Le studiose e ricercatrici donne vengono sempre valutate poco obiettivamente, e anzi penalizzate nei concorsi: così dice il rettore della Normale di Pisa, il professor Vincenzo Barone, nell’intervista rilasciata al quotidiano.net. Quando si tratta di riconoscere il merito di studiose o di avviare una procedura concorsuale, spiega il rettore, sulle candidate si accaniscono pettegolezzi, calunnie sulla loro vita privata, persino lettere anonime.



Io non conosco l’ambiente specifico della Normale, né gli eccessi di cui parla il prof. Barone, ma vorrei riflettere su un punto: mi sembra purtroppo che si tratti, magari senza arrivare alla calunnia e alla lettera anonima, di comportamenti che si incontrano a tutti i livelli e in tutti gli ambienti. Tra l’altro, in Normale è giusto arrivata da poco, prima donna in 208 anni di storia di questo glorioso istituto universitario, una docente, Annalisa Pastore, ordinario nella classe di Scienze. Segno che qualcosa, a poco a poco, si muove, e che dobbiamo essere vigili, sì, ma mai generalizzare: adesso, per esempio, abbiamo anche delle studiose diventate rettori universitari: 7 su 82, una percentuale ridotta, meno del 10 per cento del totale, ma un dato comunque impensabile in Italia anche solo dieci anni fa. Del resto, anche in Normale ci sono docenti donne (7 su 40); e non va dimenticato che anche nelle università non sempre in tutte facoltà le percentuali dei professori ordinari sono equamente divise fra i due sessi.



Ma pensiamo, per analogia, a quello che succede nel mondo della scuola: anche qui, fino a vent’anni fa, i presidi erano uomini nella stragrande maggioranza dei casi; ora, invece, in certi ambiti territoriali, le dirigenti donne numericamente preponderanti, e anche i dirigenti degli uffici scolastici provinciali (insomma, per intenderci, quelli che si chiamavano provveditori agli studi) sono in  significativa percentuale donne.

Ci saranno pure delle motivazioni dovute alla minor percentuale di donne in posti chiave dell’università o dell’amministrazione pubblica, o, in generale, di donne dirigenti; non dimentichiamo che, a volte, vengono privilegiate altre scelte di vita; e poi, questo va detto come puro riconoscimento di una realtà di fatto, si può osservare come non tutte le donne siano desiderose di investire molti anni di studio e di impegno nella prima parte della loro vita per impegnarsi in un tentativo di carriera gratificante, è vero, ma anche perigliosa, totalizzante e, va detto, spesso incerta.

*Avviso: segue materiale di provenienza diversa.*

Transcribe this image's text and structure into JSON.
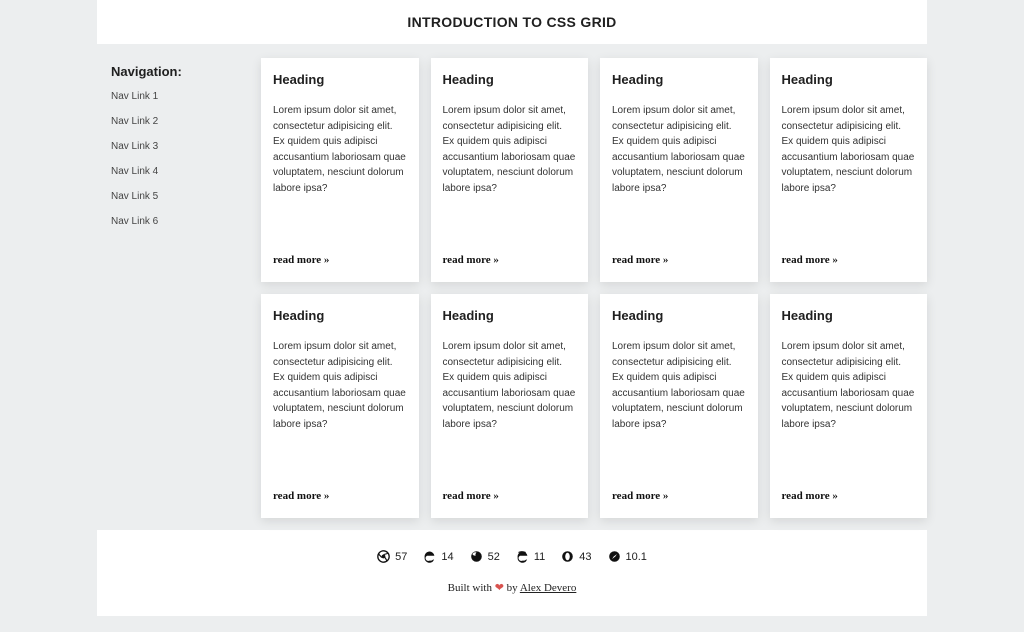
{
  "header": {
    "title": "INTRODUCTION TO CSS GRID"
  },
  "sidebar": {
    "heading": "Navigation:",
    "links": [
      "Nav Link 1",
      "Nav Link 2",
      "Nav Link 3",
      "Nav Link 4",
      "Nav Link 5",
      "Nav Link 6"
    ]
  },
  "cards": [
    {
      "heading": "Heading",
      "body": "Lorem ipsum dolor sit amet, consectetur adipisicing elit. Ex quidem quis adipisci accusantium laboriosam quae voluptatem, nesciunt dolorum labore ipsa?",
      "cta": "read more »"
    },
    {
      "heading": "Heading",
      "body": "Lorem ipsum dolor sit amet, consectetur adipisicing elit. Ex quidem quis adipisci accusantium laboriosam quae voluptatem, nesciunt dolorum labore ipsa?",
      "cta": "read more »"
    },
    {
      "heading": "Heading",
      "body": "Lorem ipsum dolor sit amet, consectetur adipisicing elit. Ex quidem quis adipisci accusantium laboriosam quae voluptatem, nesciunt dolorum labore ipsa?",
      "cta": "read more »"
    },
    {
      "heading": "Heading",
      "body": "Lorem ipsum dolor sit amet, consectetur adipisicing elit. Ex quidem quis adipisci accusantium laboriosam quae voluptatem, nesciunt dolorum labore ipsa?",
      "cta": "read more »"
    },
    {
      "heading": "Heading",
      "body": "Lorem ipsum dolor sit amet, consectetur adipisicing elit. Ex quidem quis adipisci accusantium laboriosam quae voluptatem, nesciunt dolorum labore ipsa?",
      "cta": "read more »"
    },
    {
      "heading": "Heading",
      "body": "Lorem ipsum dolor sit amet, consectetur adipisicing elit. Ex quidem quis adipisci accusantium laboriosam quae voluptatem, nesciunt dolorum labore ipsa?",
      "cta": "read more »"
    },
    {
      "heading": "Heading",
      "body": "Lorem ipsum dolor sit amet, consectetur adipisicing elit. Ex quidem quis adipisci accusantium laboriosam quae voluptatem, nesciunt dolorum labore ipsa?",
      "cta": "read more »"
    },
    {
      "heading": "Heading",
      "body": "Lorem ipsum dolor sit amet, consectetur adipisicing elit. Ex quidem quis adipisci accusantium laboriosam quae voluptatem, nesciunt dolorum labore ipsa?",
      "cta": "read more »"
    }
  ],
  "footer": {
    "browsers": [
      {
        "name": "chrome",
        "version": "57"
      },
      {
        "name": "edge",
        "version": "14"
      },
      {
        "name": "firefox",
        "version": "52"
      },
      {
        "name": "ie",
        "version": "11"
      },
      {
        "name": "opera",
        "version": "43"
      },
      {
        "name": "safari",
        "version": "10.1"
      }
    ],
    "credits_prefix": "Built with ",
    "credits_by": " by ",
    "credits_author": "Alex Devero",
    "heart": "❤"
  }
}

Purtroppo, bisogna anche dire che il meccanismo di denigrazione di cui parla il professor Barone è squallidamente universale: se la donna è candidata a un posto ambito anche da uomini, allora i pettegolezzi fioccano; se poi ha anche la colpa di essere minimamente carina, peggio che mai! E questo in banca e alle Poste, negli uffici pubblici e privati, in ditte grandi e piccole: le donne, mediamente, vengono tacciate in questi sgradevoli modi. Ma non va dimenticato che anche agli uomini, nelle lotte di potere interne a tutti gli ambienti in, non è che vada meglio: se non sono proprio giovanissimi, sono vecchi e un po’ suonati, e poi aggiungiamoci altri poco gradevoli epiteti e illazioni sulla loro obiettività di giudizio. E se un uomo in una posizione di comando si spende per una candidata a un ruolo di un certo rilievo, peggio che mai!, sicuramente c’è del torbido. E questa, purtroppo, non è una novità, ma un malcostume universale. Nihil sub sole novi, professor Barone.